Individual Jump Ball Performance

February 04 2010

Thanks to play-by-play data from Basketball Geek, I’ve been messing around with the game logs for the three seasons from 2006-2009.

One of the things I’ve always been fascinated with is the jump ball. To my eyes, it obviously takes height and athleticism, but there is also the factor of tipping it into the right place. I remember watching a Spurs game from a few years ago (sorry, tried looking for the specific play but couldn’t find it) in which Tim Duncan won the opening tip by slapping it hard to Manu Ginobili, who gathered the ball and without breaking stride made a nearly uncontested layup. That play was probably drawn up by the Spurs because they knew they had the advantage in the jump ball.

First, some basics about the jump ball. There is one to start off every game to determine the initial possession. The winner of that jump ball will also start with possession in the 4th quarter, while the loser gets possession in the 2nd and 3rd quarters. Thus, the opening jump ball is really not that crucial to the game. A jump ball can also occur during the flow of the game, most often in the event of a tie-up for possession of the ball. A complete list of ways to initiate a jump ball can be found here.

Jump balls are also used to start each overtime period. This is a potentially huge advantage as there are very few possessions in the overtime period as it is, and winning the jumpball guarantees you will have at least as many possessions as your opponent. I may look at overtime jump ball stats and their correlation to winning games in the future.

So, are some players better at jump balls than others? I looked across the three seasons from 2006-2009 and kept track of each jump ball and determined the winner by seeing who ended up with possession. My criteria was that a player’s stats were only counted if, during the season, the player attempted at least 15 jump balls. This weeds out most of the smaller players who only do jump balls when they are part of a tie-up. I then looked at the average attempts per season and calculated their jump ball win percentage.

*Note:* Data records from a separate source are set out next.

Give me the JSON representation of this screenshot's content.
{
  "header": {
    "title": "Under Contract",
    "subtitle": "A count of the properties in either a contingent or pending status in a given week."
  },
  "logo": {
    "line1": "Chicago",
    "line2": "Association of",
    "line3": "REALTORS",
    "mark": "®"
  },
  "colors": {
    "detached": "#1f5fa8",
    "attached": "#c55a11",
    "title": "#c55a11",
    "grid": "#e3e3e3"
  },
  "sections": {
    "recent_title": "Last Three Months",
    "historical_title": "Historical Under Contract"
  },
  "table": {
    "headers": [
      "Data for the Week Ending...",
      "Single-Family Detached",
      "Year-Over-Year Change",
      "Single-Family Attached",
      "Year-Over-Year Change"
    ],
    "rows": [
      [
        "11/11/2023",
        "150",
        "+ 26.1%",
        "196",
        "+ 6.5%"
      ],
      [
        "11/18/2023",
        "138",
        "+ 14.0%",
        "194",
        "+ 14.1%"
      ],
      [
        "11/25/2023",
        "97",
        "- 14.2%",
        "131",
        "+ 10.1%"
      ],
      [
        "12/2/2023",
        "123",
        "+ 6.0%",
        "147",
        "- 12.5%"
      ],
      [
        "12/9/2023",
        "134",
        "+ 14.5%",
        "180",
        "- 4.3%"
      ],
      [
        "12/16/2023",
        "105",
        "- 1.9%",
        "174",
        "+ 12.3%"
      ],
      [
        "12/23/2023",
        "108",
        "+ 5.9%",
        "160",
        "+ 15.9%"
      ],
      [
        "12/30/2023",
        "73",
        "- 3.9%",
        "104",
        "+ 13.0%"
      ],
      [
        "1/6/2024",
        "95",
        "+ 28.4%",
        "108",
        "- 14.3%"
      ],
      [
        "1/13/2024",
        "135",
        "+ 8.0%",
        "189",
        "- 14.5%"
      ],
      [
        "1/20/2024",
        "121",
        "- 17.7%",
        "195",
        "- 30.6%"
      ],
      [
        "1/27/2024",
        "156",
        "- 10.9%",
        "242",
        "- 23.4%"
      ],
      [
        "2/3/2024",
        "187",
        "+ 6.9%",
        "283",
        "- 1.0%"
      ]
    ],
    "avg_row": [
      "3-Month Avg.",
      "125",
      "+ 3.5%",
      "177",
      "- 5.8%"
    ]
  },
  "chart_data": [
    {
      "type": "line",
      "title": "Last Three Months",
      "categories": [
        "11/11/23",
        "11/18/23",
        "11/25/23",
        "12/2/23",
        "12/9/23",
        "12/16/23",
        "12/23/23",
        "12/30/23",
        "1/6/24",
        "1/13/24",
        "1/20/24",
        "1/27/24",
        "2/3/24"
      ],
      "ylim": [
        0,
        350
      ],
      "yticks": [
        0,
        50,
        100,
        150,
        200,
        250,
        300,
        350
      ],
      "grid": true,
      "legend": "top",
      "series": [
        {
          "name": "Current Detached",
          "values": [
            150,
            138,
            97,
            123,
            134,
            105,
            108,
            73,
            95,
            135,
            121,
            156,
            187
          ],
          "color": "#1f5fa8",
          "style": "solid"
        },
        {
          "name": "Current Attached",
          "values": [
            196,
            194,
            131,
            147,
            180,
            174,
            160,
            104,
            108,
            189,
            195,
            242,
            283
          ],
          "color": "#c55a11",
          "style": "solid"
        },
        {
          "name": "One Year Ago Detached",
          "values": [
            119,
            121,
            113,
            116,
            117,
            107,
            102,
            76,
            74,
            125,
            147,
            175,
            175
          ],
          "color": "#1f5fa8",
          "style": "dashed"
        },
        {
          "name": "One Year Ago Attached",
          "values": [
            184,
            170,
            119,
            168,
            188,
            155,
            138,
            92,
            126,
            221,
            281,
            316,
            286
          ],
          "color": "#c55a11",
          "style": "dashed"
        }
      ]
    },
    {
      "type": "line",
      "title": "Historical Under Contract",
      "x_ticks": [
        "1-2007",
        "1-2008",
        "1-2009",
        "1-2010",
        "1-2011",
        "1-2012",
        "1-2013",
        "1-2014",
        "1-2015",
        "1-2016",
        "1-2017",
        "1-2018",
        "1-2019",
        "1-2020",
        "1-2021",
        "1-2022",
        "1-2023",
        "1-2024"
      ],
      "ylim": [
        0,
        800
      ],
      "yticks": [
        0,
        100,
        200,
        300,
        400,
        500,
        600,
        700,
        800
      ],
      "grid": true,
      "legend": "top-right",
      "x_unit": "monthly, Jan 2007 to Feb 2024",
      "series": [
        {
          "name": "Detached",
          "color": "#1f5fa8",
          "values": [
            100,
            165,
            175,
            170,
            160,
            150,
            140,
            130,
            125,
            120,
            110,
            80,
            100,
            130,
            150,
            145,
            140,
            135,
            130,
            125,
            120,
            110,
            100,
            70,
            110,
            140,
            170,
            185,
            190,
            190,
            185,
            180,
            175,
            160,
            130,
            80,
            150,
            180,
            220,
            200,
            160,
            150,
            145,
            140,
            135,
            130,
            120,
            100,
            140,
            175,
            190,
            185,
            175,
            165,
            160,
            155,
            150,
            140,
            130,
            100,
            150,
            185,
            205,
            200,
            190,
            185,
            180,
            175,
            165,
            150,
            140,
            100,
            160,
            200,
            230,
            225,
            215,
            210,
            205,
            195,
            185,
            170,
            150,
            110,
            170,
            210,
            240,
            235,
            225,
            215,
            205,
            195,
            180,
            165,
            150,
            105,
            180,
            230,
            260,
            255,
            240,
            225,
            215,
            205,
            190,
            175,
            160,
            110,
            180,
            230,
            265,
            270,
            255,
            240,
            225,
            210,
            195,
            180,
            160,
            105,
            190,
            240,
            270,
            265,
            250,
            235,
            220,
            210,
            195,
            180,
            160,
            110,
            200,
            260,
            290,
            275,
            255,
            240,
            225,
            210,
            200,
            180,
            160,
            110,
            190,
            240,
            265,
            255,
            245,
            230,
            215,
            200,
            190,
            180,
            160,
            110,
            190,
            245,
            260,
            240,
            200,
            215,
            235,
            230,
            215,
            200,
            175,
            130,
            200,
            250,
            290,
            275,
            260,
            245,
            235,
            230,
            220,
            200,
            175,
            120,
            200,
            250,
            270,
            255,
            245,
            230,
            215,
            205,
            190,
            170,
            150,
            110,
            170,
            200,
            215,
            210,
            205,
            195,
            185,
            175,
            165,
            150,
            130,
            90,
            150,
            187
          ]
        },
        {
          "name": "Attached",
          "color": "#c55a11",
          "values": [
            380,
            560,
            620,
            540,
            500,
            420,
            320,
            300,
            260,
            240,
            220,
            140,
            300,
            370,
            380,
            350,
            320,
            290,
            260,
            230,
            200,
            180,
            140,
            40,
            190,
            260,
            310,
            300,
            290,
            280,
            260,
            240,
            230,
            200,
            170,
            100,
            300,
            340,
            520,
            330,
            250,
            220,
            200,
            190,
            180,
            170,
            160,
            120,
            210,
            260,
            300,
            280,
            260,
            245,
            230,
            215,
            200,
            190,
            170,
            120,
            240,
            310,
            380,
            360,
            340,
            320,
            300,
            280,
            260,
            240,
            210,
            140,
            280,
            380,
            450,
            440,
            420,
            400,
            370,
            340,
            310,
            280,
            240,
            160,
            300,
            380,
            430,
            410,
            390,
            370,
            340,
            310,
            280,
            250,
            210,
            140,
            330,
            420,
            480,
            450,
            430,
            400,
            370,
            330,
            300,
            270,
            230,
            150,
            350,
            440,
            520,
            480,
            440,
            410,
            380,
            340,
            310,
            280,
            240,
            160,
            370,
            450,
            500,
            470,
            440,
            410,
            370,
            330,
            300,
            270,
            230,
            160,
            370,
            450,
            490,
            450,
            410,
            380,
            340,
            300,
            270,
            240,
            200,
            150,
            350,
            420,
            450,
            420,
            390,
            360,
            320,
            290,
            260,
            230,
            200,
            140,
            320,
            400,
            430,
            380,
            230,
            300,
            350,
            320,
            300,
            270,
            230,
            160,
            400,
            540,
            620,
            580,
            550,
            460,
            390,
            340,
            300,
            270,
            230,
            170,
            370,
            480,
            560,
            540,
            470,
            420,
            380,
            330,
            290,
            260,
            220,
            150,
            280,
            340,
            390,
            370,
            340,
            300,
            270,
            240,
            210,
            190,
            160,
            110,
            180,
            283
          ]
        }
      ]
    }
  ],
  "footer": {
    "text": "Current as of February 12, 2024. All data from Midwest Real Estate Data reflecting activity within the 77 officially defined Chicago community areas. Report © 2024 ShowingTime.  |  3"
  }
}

The chart has the average attempts on the x-axis and the win % on the y-axis. The best players for jump balls are the ones furthest up and furthest right. Although there is a slight positive trend (which tells us that NBA teams are, for the most part, picking the right players to do the jump balls), the results are pretty scattered.

The individual results are also not that surprising. Most people would probably have guessed that Dwight Howard is one of the most effective players at the jump ball. The “winners” of this survey are Howard, Duncan, Shaq, and Samuel Dalembert.

Also, it’s interesting to see how height isn’t necessarily the most important trait. In fact, although I have not done this analysis, it looks like rebound rate would be a good proxy for jump ball effectiveness. All the high % players are ones that are usually associated with good rebounding skills and the effort/desire to play in the low block. The ones that are low % but also made many attempts (Yao Ming, Mehmet Okur, Eddy Curry, etc.) are tall players but not necessarily athletic players.

However, height does matter in that it seems to serve as kind of a threshold stat. The three worst players in this survey are Kevin Love (ouch), David Lee, and Udonis Haslem. All three are undersized big men that had to play significant stretches as the lone big man (Love when Jefferson went down in 2009, Lee pretty much all the time, Haslem after Shaq was traded from the Heat). Even though all three players are effective rebounders, it looks like those skills don’t really help in their case as they do not meet a basic level of height.

Finally, I just want to mention that this is a relatively small sample size, as even in the best case (say, for Dwight Howard), we still only have about 250 attempts over the three-year period. Statistical fluctuations can and do occur. The next step is to see if winning the jump ball in overtime actually leads to an increased probability of winning the game.